In his recent book, The Revolution Will Not Be Televised, Joe Trippi juxtaposes the political cultures seemingly differently incubated by mass-media articulated primarily through the lens of national broadcast television and radio networks as against peer-to-peer networks supported by social software.

“As television transformed political campaigns,” writes Trippi, “people began viewing elections as no different than any other product someone was trying to sell them... So they channel surfed. They tuned out. When the networks call elections before voters have even been to the polls, when they turn our political system into just another TV show (and not a very good one at that...) all they do is encourage people to turn the channel.”

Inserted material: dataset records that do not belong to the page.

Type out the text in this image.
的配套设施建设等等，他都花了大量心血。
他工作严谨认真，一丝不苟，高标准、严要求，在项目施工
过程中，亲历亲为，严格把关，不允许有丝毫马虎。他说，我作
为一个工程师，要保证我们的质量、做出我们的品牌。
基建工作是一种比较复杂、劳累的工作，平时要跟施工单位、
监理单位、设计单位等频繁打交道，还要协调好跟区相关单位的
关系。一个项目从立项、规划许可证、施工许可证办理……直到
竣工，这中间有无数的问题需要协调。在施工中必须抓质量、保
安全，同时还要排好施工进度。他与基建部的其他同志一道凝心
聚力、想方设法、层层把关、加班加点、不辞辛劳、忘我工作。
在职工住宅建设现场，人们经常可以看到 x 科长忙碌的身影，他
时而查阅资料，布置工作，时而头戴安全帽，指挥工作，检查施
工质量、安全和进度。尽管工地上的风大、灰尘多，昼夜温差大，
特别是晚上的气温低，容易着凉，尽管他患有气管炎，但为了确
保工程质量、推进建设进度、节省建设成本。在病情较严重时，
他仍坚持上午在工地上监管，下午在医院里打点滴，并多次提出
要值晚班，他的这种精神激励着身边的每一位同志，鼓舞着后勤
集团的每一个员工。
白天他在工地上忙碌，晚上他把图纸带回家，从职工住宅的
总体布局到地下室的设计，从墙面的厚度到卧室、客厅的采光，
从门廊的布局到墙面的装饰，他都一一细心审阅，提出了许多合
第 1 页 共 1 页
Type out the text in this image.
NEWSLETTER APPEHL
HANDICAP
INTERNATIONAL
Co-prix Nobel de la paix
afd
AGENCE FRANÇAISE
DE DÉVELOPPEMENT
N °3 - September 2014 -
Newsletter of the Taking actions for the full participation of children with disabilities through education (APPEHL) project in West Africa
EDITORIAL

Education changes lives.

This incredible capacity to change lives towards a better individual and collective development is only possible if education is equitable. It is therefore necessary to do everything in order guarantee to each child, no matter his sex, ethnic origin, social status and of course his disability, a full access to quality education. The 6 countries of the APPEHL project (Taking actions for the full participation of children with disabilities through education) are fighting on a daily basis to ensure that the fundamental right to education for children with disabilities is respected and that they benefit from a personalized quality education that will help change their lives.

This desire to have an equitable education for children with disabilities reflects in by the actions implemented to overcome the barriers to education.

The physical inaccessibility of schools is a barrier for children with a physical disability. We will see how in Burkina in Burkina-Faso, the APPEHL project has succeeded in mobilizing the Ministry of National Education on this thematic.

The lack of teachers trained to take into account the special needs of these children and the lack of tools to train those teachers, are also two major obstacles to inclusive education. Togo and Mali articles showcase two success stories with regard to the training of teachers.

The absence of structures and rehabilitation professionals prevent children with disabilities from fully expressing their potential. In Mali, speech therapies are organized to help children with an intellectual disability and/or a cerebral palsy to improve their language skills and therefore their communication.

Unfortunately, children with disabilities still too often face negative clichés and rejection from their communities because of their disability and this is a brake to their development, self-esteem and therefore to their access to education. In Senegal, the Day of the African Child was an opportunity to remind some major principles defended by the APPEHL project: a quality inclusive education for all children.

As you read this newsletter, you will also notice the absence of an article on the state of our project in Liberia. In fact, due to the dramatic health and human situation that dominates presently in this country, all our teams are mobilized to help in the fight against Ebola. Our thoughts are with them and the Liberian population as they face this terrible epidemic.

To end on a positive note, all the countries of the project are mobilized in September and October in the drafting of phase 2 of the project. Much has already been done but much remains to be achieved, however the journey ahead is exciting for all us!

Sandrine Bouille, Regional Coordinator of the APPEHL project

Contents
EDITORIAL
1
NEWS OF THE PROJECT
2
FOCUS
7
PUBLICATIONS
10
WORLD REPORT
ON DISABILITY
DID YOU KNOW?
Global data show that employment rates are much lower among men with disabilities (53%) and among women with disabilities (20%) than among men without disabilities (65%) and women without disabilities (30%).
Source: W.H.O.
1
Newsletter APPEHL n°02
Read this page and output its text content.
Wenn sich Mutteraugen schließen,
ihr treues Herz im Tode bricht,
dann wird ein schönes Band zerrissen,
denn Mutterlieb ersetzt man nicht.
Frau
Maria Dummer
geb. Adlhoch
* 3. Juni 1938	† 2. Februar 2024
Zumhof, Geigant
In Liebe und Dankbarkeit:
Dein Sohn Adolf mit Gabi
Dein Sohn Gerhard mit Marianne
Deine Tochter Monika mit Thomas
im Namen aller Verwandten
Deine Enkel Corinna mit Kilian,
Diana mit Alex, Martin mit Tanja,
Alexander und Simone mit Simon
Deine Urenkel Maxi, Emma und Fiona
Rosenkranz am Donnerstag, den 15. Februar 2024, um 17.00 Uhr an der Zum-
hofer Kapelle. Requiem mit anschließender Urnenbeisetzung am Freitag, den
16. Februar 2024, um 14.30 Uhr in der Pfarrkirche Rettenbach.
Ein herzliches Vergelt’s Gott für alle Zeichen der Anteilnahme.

Given that Trippi will want to counterpose to this kind of pernicious passivity a more active democratic engagement he would associate with digital networked media practices, I think he might benefit to pause here to consider that the figures through which we articulate the phenomenological inhabitation of networked media often seem to register the same kind of “passivity”: either literally invoking a “surfing” of the web that connects explicitly to the “channel-surfing” he disdains, or invoking the notion of “browsing” the web via a software application like “Netscape” or “Mozilla Firefox” rather like a consumer wandering a mall.

Still, Trippi continues on rather elegiacally from there to point out that “[f]rom that seminal moment when I watched Robert Kennedy declare victory and then turn and walk toward his death in 1968, until now, the involvement of Americans in all levels of politics has fallen precipitously.”

His case here is borne out by a number of compelling statistics. There has been a “decline in the number of voters in the presidential election (...from 62.8 percent in 1960 to below 50 percent in recent years). The percentage of people who worked for a political party also plummeted, by about 42 percent in the past 30 years. The number who served on a committee for some local organization fell by 39 percent. Thirty-five percent fewer attended public meetings. Thirty-four percent fewer attended a political rally or speech.”

Against this, Trippi contrasts what he takes to be an extraordinary upwelling of political participation in the 2004 American Presidential Election cycle, a reinvigoration of grassroots organizing and small-contribution campaign fundraising practices that coincided in his view with the most recent proliferation of social software facilitated communication, fundraising, meeting, and organizational tools.